The secondary stress pattern of prefixed words is somewhat more complex than that of unprefixed words. Words which have one or more disyllabic prefixes have a secondary stress on each initial prefix syllable, as well as a secondary stress on the first stem syllable. In (6a), no secondary stress occurs on the stem-initial syllable, which again follows from Ft-Bin.
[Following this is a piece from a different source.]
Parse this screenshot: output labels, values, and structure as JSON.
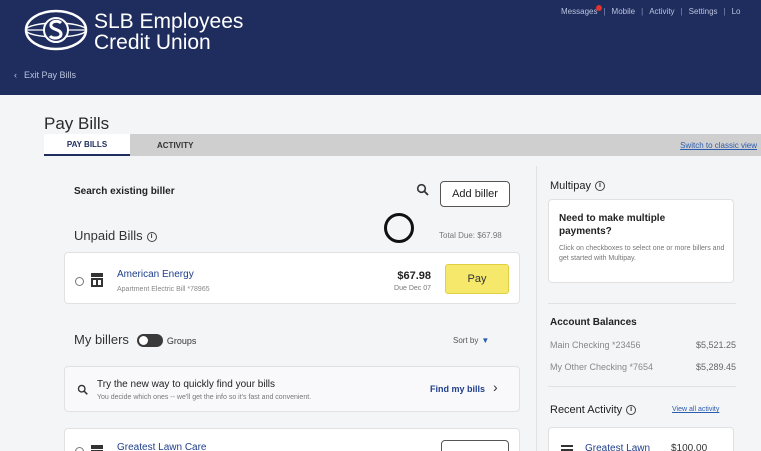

(6) a. màka-bissála 'able to talk'

b. pìna-bìssalá-han 'to be persuaded'

c. màka-pàgba-bissalá-han1 'able to cause persuasion'
Two monosyllabic prefixes act together as a single disyllabic prefix. That is, a secondary stress falls on the first prefix, and another on the first stem syllable:
(7) a. kà-pag-bissála 'able to talk to each other'

b. tà-pag-bìssalá-han 'the thing able to be spoken about'


In words which have only one monosyllabic prefix, the secondary stress fluctuates. It falls either on the monosyllabic prefix or on the stem-initial syllable.
(8) a. pà-missalá-han or pa-mìssalá-han

‘instrument for speaking’

b. pàg-bissalá-han or pag-bìssalá-han

‘the thing spoken about’

Words which have a disyllabic prefix followed by a monosyllabic prefix display a similar fluctuation. These carry an initial secondary stress on the disyllabic prefix, and another secondary stress which falls either on the monosyllabic prefix, or on the first syllable of the stem.
(9) a. màka-pag-bìssalá-han or màka-pàg-bissalá-han

'able to persuade them'

b. tàpag-pa-bìssala-hán-bi or tàpag-pà-bissala-hán-bi

'you (pl.) are able to make them persuade someone'


We observe a preference for both prefix and stem edges to be marked by an initial secondary stress. The challenge is how to account for the fluctuation observed in some forms vs. the fixed pattern in others. My analysis of Sibutu Sama has three undominated constraints (10a-c) which produce fixed penultimate main stress: Ft-Bin, Troch-Ft, and Align-Wd-R. Two alignment constraints rank below these. Align-St-L (10d) aligns left stem edges with left foot edges. This constraint is responsible for initial stress in stems and prefixes. To make sure that it actually has this effect I define the morphological stem as a recursive category (McCarthy and Prince 1993b). By recursive definition, the notion of left stem edge comes to include every left prefix edge. Root edges are simply the innermost stem edges. All-Ft-L (10e) aligns left edges of feet with the left PrWd edge. I assume the interpretation of McCarthy and Prince (1993b), by which violations of this constraint are counted per foot, by number of syllables from the specified edge. Since all feet which do not lie at the left PrWd edge induce violations, this minimizes the number of feet. Its main function is to rule out medial feet in long unprefixed stems such as (5d), but we will see below that it has another function. Finally, Align-Rt-L (10f) aligns left root edges with left foot edges. Its function (apart from Align-St-L) will become clear when we discuss fluctuating secondary stress, and will find that it is ranked equally with All-Ft-L. The grammar of Sibutu Sama stress can now be stated as a set of ranked constraints in (10):
(10) a. Ft-Bin: Feet are disyllabic.

b. Troch-Ft: Feet are trochees.

c. Align-Wd-R: Align (PrWd, Right, Main stress foot, Right).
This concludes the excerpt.